We left off last week talking about the short-lived Memorial Board/Wall for those who fought in World War II. We continue our chronological study of veterans’ memorials with an article on the background history for one of America’s less-known conflicts before moving into Suwannee County’s contributions in next week’s article.
The end of the Second World War left much of the globe in shatters, or at least in a different state. Not only were many major industrial countries ravaged by destruction and/or invasion (including Germany, Japan, much of Italy, and parts of China, the Soviet Union and France), but a new “Cold War” had begun between the United States and its allies and the Soviet Union and its allies. These two opposing forces of Democracy versus Communism/Socialism would parry for control of the world for the next half-century until democracy emerged as the clear winner.
In addition to the political changes, many former “colonies” found themselves liberated or reallocated to victorious countries. One of those lands was Korea, which had seen repeated military conflicts with Japan in the last half of the Nineteenth Century before being formally annexed in 1910. With the defeat of Japan in 1945, Korea was divided at the 38th Parallel into two countries, with North Korea being administered by the Soviet Union and South Korea being administered by the United States. North Korea quickly became a Soviet-style socialist republic while South Korea had a Western-style democratic government. The differences in the governments were numerous, leading to skirmishes along the border as both sides saw themselves as the legitimate rulers of the entire Korean peninsula.
On June 25, 1950, only five years after the end of the Second World War, North Korea invaded South Korea. Backed by the Soviet Union and China, North Korean forces quickly pushed deep into South Korea. The United Nations, established after World War II to maintain international peace and security, authorized military force to combat the North Korean invasion. Twenty-one countries participated in the defense of South Korea, with the United States providing 90 percent of the personnel. The conflict is often called the Korean War, or Korean Conflict (as no formal U.S. declaration of war was given).
In five years, the United States military had gone from being larger and more powerful than the rest of the world combined to a mere shadow of itself (while still powerful), the result of the post-war drawdown and focus on nuclear weapons. Not having anticipated the invasion and a limited war, American forces were scattered throughout the rest of the world. The initial UN forces in South Korea were outgunned and outnumbered, and they fought a series of rearguard actions until they were hemmed into a small corner of southeast Korea near Pusan. Within three months of the beginning of the war, 90 percent of South Korea had been captured by North Korean forces.

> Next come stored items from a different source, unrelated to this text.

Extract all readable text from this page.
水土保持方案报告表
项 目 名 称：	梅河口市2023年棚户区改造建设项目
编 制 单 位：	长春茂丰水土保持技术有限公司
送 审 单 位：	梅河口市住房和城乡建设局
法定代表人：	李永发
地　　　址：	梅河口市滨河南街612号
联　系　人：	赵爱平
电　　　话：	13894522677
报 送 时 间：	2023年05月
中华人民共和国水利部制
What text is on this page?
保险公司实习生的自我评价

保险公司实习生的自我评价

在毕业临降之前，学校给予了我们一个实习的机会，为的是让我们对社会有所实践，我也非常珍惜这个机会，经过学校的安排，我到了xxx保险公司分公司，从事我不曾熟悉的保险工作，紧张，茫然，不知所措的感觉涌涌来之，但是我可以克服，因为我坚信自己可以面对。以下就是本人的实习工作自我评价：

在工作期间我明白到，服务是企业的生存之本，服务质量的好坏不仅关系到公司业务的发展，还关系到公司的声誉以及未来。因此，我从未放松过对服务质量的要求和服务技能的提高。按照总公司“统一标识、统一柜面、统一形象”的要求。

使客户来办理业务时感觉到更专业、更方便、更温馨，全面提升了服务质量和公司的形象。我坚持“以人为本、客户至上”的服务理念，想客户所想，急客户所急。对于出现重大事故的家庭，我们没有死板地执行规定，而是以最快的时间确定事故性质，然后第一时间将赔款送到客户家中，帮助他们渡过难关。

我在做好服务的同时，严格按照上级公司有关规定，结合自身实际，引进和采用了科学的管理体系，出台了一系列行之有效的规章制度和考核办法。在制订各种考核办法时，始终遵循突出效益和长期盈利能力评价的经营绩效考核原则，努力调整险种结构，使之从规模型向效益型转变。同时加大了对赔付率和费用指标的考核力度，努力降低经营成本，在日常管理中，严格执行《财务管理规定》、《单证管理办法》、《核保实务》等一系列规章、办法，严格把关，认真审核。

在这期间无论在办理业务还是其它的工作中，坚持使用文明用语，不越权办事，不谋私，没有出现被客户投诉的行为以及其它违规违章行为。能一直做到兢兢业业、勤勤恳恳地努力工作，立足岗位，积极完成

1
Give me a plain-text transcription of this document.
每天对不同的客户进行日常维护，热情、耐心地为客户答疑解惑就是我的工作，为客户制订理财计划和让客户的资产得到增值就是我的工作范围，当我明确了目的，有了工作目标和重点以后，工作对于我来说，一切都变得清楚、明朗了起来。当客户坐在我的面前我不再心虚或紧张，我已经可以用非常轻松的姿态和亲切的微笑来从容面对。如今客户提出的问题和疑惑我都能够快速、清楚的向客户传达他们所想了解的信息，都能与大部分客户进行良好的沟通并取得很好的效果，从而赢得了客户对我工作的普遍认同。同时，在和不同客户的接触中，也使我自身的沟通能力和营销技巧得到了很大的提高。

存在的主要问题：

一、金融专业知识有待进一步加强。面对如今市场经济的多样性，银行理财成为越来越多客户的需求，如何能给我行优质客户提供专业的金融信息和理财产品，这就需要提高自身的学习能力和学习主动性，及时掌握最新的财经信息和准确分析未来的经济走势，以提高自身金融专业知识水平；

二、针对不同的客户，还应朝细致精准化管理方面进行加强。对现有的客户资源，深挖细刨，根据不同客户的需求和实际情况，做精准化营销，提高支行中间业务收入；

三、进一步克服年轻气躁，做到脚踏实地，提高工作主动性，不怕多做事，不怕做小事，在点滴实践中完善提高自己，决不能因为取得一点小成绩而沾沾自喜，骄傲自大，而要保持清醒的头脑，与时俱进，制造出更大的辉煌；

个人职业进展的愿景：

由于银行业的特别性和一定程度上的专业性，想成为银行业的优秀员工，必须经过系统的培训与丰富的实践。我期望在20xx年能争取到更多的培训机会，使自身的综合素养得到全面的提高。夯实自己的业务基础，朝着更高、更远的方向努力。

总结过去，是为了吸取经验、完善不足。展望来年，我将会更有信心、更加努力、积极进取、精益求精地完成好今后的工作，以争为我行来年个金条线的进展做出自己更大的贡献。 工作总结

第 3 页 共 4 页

The invasion of South Korea brought more local Suwannee County military personnel into the fray as part of the general call-up of troops, including many National Guard units, as well as those who had volunteered for other services. In September 1950, United Nations forces in the Pusan Perimeter, augmented by tens of thousands of fresh troops and equipment, broke through North Korean lines the day after a major amphibious invasion at Inchon (also spelled Incheon) opened a second front in Korea behind the main North Korean forces. The two groups of UN troops pushed back the North Korean invaders, and within two weeks had crossed into North Korean territory. By the end of October, 1950, UN forces had overrun most of North Korea and were preparing to end the conflict.
However, neighboring Communist China, wary of UN and democratic influence so close to their borders, decided to come full-force to the aid of North Korea. Using guile, some 250,000 Chinese troops moved across the Yalu River into North Korea, the first of some 3 million Chinese military and civilian personnel who served in North Korea by 1953; by the end of the war, 70 percent of China’s army had been involved in the conflict. They surprised and quickly pushed UN forces south past the 38th Parallel. By February 1951, Chinese forces had recaptured the South Korean capital of Seoul. It was during this period of initial Chinese intervention between October 1950 and February 1951 that most of Suwannee County’s Korean War deaths occurred.
UN forces redoubled their efforts and pushed back the Communist forces to the 38th Parallel by April, and the front lines more or less stabilized around the original border of the two countries. Chinese forces, having overextended their supply line, received military and logistical help from the Soviet Union. The result was a stalemate as both sides refused to fully commit military forces in an attempt to avoid a full-scale war that could have easily gone nuclear. Instead, protracted peace negotiations began that lasted until July 27, 1953, when an armistice (but not peace treaty) was signed by most of the major powers. Technically, the war has never officially ended, and repeated border incidents have plagued the region. Furthermore, in 2013, North Korea ended the 1953 Armistice and declared that it had entered “a state of war” with South Korea, although no invasion has taken place. Peace negotiations continue today.